Paris attacks suspect Abdeslam to 'oppose' extradition to France
March 19 2016 07:31 PM
Belgian lawyer Sven Mary leaves the judicial police headqurters after his meeting with Salah Abdesla
Belgian lawyer Sven Mary leaves the judicial police headqurters after his meeting with Salah Abdeslam, a suspect in the November Paris attacks who was arrested yesterday in Brussels, Belgium. Reuters

AFP/ Brussels

Key Paris attacks suspect Salah Abdeslam will fight his extradition to France from Belgium where he was formally charged Saturday with "terrorist murder" after his dramatic capture in central Brussels.

French President Francois Hollande said shortly after Abdeslam's arrest Friday that he wanted to see him transferred to France as quickly as possible to face prosecution for the deadly attacks claimed by the Islamic State group.

"I can already tell you that we will oppose his extradition," Abdeslam's lawyer Sven Mary told reporters at federal police headquarters in Brussels.

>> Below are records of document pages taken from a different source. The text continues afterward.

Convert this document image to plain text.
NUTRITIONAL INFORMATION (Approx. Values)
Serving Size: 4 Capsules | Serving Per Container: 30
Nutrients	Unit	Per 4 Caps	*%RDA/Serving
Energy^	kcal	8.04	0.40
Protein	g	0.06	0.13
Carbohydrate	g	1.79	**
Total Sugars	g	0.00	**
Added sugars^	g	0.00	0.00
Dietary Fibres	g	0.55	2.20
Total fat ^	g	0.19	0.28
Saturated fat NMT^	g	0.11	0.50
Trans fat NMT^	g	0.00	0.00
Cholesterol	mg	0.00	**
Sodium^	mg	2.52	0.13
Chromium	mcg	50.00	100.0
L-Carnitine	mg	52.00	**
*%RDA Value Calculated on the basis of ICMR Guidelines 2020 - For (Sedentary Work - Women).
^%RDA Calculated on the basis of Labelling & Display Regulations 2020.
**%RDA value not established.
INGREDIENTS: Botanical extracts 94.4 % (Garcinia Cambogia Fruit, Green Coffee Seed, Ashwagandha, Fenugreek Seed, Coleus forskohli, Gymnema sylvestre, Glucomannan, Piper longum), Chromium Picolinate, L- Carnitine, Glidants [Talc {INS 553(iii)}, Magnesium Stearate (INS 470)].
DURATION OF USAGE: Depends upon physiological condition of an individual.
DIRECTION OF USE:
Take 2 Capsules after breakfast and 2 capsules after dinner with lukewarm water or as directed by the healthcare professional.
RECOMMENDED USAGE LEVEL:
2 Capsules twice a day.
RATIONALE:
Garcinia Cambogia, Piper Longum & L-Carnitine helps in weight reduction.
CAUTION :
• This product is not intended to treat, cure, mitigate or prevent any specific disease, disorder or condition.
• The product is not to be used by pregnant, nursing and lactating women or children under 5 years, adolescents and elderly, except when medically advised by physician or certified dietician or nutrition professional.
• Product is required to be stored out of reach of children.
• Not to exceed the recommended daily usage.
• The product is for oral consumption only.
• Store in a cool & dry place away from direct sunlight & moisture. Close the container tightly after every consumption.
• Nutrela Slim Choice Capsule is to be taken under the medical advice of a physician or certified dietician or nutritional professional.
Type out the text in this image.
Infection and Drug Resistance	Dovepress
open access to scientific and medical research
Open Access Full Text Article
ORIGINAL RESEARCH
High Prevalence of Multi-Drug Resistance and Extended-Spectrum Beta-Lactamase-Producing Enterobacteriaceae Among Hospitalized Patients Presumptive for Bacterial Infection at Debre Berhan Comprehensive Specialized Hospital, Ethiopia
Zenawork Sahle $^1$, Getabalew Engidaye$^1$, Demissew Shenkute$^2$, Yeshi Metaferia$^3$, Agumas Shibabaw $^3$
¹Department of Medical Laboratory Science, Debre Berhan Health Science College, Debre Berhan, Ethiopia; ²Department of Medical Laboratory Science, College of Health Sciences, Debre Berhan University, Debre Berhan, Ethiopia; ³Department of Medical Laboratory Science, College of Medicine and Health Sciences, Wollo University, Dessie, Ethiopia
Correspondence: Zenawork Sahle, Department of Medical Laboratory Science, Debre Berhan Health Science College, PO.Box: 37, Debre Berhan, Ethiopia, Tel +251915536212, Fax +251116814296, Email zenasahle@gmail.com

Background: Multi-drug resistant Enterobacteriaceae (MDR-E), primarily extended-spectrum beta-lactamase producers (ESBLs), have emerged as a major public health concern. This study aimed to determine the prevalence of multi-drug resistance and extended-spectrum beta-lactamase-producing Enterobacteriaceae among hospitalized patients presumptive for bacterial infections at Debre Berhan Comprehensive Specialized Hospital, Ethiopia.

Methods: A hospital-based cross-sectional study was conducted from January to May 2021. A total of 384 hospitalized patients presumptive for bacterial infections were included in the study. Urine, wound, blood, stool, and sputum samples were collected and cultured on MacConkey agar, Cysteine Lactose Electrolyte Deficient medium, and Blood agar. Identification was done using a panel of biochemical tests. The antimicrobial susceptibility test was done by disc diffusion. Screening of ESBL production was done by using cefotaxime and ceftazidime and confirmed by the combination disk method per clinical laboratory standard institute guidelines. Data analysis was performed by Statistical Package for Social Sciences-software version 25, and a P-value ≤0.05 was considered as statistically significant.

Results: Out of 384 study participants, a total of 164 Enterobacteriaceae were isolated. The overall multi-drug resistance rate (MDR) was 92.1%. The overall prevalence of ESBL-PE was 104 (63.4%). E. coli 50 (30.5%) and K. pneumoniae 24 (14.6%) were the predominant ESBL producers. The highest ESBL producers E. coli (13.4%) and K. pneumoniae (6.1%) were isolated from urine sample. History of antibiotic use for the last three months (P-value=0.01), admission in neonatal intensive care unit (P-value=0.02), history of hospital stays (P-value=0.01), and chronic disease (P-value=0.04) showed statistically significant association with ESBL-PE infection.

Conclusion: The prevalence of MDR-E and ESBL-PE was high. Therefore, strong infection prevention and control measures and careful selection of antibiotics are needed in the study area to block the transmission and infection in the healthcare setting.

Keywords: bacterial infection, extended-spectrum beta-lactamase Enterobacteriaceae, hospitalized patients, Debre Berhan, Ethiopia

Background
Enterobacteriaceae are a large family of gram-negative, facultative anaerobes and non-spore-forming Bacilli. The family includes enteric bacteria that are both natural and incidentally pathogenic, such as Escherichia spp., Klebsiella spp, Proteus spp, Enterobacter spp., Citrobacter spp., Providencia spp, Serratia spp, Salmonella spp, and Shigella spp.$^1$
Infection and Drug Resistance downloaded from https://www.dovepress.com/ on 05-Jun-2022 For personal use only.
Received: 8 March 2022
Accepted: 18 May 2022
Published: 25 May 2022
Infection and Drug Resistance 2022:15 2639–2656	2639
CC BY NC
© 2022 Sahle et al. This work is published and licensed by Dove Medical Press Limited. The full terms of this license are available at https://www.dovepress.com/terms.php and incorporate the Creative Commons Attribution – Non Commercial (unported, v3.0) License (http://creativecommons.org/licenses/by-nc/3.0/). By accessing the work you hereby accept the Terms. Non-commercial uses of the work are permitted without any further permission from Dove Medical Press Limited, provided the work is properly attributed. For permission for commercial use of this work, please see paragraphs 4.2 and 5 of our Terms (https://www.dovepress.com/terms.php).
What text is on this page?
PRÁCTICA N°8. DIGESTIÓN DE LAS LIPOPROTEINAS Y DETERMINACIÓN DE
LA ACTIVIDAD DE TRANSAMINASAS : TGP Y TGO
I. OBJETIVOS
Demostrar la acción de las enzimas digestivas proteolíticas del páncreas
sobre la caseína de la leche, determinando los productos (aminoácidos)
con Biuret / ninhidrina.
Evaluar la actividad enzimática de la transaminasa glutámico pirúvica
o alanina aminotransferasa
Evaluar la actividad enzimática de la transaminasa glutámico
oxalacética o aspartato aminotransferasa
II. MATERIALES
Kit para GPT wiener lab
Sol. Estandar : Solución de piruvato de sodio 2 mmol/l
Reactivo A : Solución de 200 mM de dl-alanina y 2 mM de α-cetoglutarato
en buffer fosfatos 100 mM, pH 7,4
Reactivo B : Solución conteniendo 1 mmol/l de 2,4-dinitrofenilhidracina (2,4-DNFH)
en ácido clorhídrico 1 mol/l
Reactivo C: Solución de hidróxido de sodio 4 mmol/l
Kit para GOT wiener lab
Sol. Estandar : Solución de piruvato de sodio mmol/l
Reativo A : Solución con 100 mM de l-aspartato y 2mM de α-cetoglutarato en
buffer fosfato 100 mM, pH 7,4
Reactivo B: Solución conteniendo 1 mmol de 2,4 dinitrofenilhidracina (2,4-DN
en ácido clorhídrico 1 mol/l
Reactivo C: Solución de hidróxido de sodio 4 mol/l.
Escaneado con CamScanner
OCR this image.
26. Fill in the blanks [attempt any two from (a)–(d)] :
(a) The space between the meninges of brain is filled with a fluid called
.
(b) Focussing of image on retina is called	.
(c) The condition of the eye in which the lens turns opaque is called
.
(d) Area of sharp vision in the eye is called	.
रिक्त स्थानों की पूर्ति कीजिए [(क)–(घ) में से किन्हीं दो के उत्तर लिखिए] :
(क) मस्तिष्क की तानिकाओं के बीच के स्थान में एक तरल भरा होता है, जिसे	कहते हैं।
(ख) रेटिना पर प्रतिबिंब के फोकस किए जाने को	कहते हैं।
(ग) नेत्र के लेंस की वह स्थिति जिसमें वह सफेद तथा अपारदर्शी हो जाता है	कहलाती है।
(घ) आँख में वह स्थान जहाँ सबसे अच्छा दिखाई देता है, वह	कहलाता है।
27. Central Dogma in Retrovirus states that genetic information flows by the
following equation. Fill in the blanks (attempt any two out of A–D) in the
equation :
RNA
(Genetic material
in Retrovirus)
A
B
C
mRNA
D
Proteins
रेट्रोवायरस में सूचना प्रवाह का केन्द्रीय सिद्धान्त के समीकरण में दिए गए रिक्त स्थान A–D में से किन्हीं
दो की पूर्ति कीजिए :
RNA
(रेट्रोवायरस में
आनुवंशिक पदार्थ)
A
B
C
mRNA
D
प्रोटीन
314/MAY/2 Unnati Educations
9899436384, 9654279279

Legal experts said this could delay but not prevent his handover to the French authorities on a European Arrest Warrant which the European Union introduced specifically to speed up extradition cases.

An investigating judge formally charged Abdeslam with "participation in terrorist murder and participation in the activities of a terrorist organisation," a prosecutors statement said.

Abdeslam's arrest in the gritty Molenbeek neighbourhood was hailed by European and US leaders, while French Interior Minister Bernard Cazeneuve said it dealt a "major blow" to IS jihadists operating in Europe. 

The 26-year-old Abdeslam, who had been on the run for four months, and an alleged accomplice who was captured with him were initially taken to a Brussels hospital for treatment for gunshot injuries sustained in the police raid. 

In Paris, Hollande met Saturday with key cabinet ministers and security officials to discuss the next steps in the probe into the November 13 attacks that killed 130 people and wounded hundreds more.

"The operations of the past week have enabled us to incapacitate several individuals who are clearly extremely dangerous and totally determined," Cazeneuve said after the meeting. 

The aim was now "to review operations that are under way and the fight against terrorist groups in France and Europe," a member of Hollande's entourage said. 

Hollande, who was in Brussels for an EU summit when the raid took place, described Abdeslam as "directly linked to the preparation, the organisation and, unfortunately, the perpetration of these attacks".

Abdeslam's capture was hailed by the Belgian press as restoring the country's honour, tarnished by perceived intelligence and police blunders before and after the attacks, which appear increasingly to have been planned and coordinated in Brussels.

 Last surviving attacker

 Former small-time criminal Abdeslam is believed to be the last surviving member of the 10-man jihadist team that carried out the attacks on the Bataclan concert venue, restaurants, bars and the Stade de France stadium.

He apparently fled by car to Brussels the day after the rampage, and is believed to have spent much if not all of the subsequent four months in and around the city.

Prosecutors said special forces raided a house in Molenbeek on Friday because of evidence found in an operation elsewhere in Brussels on Tuesday, in which another Paris-linked suspect died in a gun battle.

Two other suspects escaped amid intense speculation that one of them might have been Abdeslam.

One of Abdeslam's fingerprints was found at the scene of Tuesday's raid, which resulted in the second operation which led to his capture.

 'Sense of relief'

 Investigators believe Abdeslam rented rooms in the Paris area to be used by the attackers and also hired one of the cars in which he drove the suicide bombers to the Stade de France. 

He was then supposed to blow himself up but apparently backed out and an explosives-filled suicide vest was later found in Paris in an area where mobile phone signals indicated he had been.

Police believe he fled across the border the next morning. Several people have been arrested on suspicion of helping him and his fingerprints were found in December at different Brussels apartments.

The ringleader of the attacks, IS member Abdelhamid Abaaoud, and attacker Bilal Hadfi, both dead, also had links to Molenbeek, which has been seen as a hotbed of Islamist radicalism for decades.

Abdeslam and his brother Brahim, who blew himself up during the Paris assault, had run a bar in the area until it was shut down by the authorities a few weeks before the attacks.

Brahim Abdeslam was buried discreetly in a Brussels cemetery on Thursday.

Abdeslam's family feels a "sense of relief" over his arrest because he was captured alive and pressure to help find him is lifted, a family lawyer said.

Interpol on Saturday urged "extra vigilance at border controls" to ensure that any Abdeslam accomplice does not try to flee Europe.